In fact many have embraced it. This is the battle we fight, to exchange ignorance for education. Most of these communities are poor with limited options for housing and no access to feminine products. A small room in a village might house a family of 5 or 6 or more people. Women and girls have not discovered effective solutions to manage their period where disposable pads and materials are not only expensive but totally unavailable. They feel that the only option that remains is that one their mothers had of being sent out of the home during this period to the animal shed for the well-being of others. The effect of this belief is devastating to a young girl’s self-esteem.
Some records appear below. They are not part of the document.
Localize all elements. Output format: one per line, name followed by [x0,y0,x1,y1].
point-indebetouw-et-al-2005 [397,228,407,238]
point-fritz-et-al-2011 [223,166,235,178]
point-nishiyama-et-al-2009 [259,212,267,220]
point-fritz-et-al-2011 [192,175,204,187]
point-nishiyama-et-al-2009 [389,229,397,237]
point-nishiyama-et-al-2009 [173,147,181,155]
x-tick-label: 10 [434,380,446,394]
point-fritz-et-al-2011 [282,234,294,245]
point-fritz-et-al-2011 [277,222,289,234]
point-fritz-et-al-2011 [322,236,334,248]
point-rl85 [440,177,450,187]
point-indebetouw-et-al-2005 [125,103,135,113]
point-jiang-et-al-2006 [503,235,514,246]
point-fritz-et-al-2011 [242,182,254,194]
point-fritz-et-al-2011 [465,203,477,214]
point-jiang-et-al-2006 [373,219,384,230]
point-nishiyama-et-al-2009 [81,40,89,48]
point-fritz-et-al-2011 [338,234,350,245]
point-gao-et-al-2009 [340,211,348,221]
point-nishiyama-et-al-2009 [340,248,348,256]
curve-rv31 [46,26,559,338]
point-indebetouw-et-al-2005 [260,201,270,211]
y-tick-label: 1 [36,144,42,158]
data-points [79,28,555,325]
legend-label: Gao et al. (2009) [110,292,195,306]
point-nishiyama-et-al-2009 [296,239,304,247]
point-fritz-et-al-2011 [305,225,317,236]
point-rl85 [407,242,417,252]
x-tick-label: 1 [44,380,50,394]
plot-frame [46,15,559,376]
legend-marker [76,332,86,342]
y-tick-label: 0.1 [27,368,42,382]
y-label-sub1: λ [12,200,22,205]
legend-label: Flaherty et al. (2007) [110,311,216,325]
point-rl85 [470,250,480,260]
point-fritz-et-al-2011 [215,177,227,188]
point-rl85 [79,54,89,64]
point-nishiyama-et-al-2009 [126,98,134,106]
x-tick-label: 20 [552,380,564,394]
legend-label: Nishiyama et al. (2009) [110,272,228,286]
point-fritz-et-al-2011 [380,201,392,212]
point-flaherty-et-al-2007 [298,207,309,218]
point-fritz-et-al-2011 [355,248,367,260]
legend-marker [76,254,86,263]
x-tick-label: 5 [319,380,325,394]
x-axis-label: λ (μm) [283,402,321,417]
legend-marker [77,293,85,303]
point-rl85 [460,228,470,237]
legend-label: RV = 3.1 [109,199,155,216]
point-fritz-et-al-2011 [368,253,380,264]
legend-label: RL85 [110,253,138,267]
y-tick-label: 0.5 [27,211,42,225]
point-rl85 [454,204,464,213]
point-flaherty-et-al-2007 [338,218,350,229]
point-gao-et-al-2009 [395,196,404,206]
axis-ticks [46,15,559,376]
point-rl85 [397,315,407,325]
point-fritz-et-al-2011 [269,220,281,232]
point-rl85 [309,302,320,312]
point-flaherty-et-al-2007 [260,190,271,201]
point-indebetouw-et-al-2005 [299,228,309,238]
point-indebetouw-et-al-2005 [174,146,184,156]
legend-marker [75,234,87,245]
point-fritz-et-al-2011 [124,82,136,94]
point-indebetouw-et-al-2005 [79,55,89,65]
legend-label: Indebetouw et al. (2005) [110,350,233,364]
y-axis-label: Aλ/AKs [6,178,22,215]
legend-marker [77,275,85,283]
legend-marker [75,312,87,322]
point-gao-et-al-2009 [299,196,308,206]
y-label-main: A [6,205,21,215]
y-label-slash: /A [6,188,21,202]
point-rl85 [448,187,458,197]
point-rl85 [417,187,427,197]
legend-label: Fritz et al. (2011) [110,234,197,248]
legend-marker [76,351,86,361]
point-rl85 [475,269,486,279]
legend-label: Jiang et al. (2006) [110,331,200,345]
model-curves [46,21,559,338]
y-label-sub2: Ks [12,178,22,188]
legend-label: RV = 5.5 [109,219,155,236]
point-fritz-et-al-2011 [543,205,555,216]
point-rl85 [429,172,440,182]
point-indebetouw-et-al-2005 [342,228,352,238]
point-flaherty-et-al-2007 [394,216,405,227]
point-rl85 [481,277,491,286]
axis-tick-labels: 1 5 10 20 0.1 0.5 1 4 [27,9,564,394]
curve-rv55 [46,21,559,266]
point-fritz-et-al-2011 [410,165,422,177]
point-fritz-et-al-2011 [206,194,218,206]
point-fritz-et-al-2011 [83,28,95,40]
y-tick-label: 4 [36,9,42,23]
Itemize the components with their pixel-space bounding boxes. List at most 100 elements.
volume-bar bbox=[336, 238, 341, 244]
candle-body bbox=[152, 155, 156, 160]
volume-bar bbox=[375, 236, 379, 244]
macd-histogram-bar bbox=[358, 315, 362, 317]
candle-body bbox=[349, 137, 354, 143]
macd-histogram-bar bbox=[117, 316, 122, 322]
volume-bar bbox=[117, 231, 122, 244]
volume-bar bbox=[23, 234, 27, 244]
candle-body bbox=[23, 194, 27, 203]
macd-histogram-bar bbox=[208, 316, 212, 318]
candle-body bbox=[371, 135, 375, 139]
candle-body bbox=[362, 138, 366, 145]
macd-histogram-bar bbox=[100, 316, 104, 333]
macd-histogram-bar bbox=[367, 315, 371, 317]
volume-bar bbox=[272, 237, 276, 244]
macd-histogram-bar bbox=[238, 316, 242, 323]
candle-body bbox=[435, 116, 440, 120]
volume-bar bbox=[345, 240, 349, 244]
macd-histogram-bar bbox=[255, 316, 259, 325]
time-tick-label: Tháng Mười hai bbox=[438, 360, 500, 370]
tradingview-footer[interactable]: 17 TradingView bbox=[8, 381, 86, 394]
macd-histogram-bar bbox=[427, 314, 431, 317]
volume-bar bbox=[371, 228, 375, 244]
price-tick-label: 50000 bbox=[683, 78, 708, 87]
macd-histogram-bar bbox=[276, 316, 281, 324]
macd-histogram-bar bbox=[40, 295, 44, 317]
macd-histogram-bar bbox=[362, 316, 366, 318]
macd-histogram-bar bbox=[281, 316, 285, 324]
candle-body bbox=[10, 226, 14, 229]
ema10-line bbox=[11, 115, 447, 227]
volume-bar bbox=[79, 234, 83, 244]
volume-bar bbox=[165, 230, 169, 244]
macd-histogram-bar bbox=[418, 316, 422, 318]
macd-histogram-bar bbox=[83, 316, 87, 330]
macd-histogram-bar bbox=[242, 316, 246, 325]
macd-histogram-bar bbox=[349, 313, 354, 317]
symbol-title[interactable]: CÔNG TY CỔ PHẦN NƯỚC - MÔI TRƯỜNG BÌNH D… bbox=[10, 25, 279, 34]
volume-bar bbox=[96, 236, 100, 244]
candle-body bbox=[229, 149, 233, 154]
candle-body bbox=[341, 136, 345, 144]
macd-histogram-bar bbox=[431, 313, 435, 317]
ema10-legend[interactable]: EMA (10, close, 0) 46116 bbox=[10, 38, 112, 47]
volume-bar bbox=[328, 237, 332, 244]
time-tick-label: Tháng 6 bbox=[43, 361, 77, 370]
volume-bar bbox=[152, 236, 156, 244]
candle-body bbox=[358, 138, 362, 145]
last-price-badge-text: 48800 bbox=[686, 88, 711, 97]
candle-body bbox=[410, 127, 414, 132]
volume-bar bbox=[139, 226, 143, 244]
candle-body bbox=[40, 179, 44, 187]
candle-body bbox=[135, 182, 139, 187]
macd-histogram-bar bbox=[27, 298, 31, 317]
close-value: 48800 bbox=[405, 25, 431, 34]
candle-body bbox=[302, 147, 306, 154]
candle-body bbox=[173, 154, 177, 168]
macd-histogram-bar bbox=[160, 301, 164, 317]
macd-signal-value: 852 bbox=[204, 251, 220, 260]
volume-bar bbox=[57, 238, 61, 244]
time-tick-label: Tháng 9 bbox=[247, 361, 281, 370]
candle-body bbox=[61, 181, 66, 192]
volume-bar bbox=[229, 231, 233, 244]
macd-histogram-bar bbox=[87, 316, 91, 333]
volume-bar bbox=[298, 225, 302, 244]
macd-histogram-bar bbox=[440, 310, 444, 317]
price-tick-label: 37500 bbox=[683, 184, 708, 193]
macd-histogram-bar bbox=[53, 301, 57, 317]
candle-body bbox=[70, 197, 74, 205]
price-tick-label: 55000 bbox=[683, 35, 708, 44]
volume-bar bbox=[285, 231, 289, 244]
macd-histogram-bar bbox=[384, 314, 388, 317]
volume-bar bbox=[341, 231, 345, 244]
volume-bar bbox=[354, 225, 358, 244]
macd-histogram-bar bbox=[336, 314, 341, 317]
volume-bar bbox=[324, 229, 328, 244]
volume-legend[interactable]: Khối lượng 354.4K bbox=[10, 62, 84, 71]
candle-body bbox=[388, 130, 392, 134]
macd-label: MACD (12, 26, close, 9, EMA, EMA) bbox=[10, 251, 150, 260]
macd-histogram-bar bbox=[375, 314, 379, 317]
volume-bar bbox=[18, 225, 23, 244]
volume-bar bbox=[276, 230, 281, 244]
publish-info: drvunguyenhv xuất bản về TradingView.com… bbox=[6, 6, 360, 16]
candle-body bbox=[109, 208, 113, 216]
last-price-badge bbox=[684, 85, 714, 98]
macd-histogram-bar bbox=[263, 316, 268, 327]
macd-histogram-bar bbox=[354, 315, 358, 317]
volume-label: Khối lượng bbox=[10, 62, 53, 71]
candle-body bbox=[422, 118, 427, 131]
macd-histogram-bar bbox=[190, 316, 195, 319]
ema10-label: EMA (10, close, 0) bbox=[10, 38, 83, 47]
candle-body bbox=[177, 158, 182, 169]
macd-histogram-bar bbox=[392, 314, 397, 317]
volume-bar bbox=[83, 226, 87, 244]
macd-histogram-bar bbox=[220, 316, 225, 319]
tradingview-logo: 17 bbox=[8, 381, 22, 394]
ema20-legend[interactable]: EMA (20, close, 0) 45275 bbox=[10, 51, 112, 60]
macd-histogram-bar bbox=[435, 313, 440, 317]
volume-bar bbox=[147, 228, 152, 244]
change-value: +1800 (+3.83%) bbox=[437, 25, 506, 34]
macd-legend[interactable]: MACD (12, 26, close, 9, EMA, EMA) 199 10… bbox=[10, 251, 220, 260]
While passing a law can be a good thing more essential is education to eliminate these false traditions and will be more powerful, lasting, and effective than just passing a law or a temporary initiative that will likely be as ineffective as others have been before. This is not a problem that can be solved by just giving pads or materials without training in how to use them with proper hygiene either. Recently a group of good hearted people wanted to donate reusable sanitary pads to a rural community in Nepal. Since they had limited time and nobody to translate or train for them they distributed the pads without educating the women and girls on how to use them. After a few months to their surprise the hygiene kits were being used as pot holders by the village women and the liners were handkerchiefs for children. Education brings it all together and ends ignorance not charity alone.
As a medical doctor and director for Days for Girls Nepal and as a woman I stand with my sisters and volunteers in Nepal. We are clear in a vision of a bright future where women are able to be protected by the family they love and honored for bringing life. Where they don’t miss school each month or expose babies to the elements post-partum.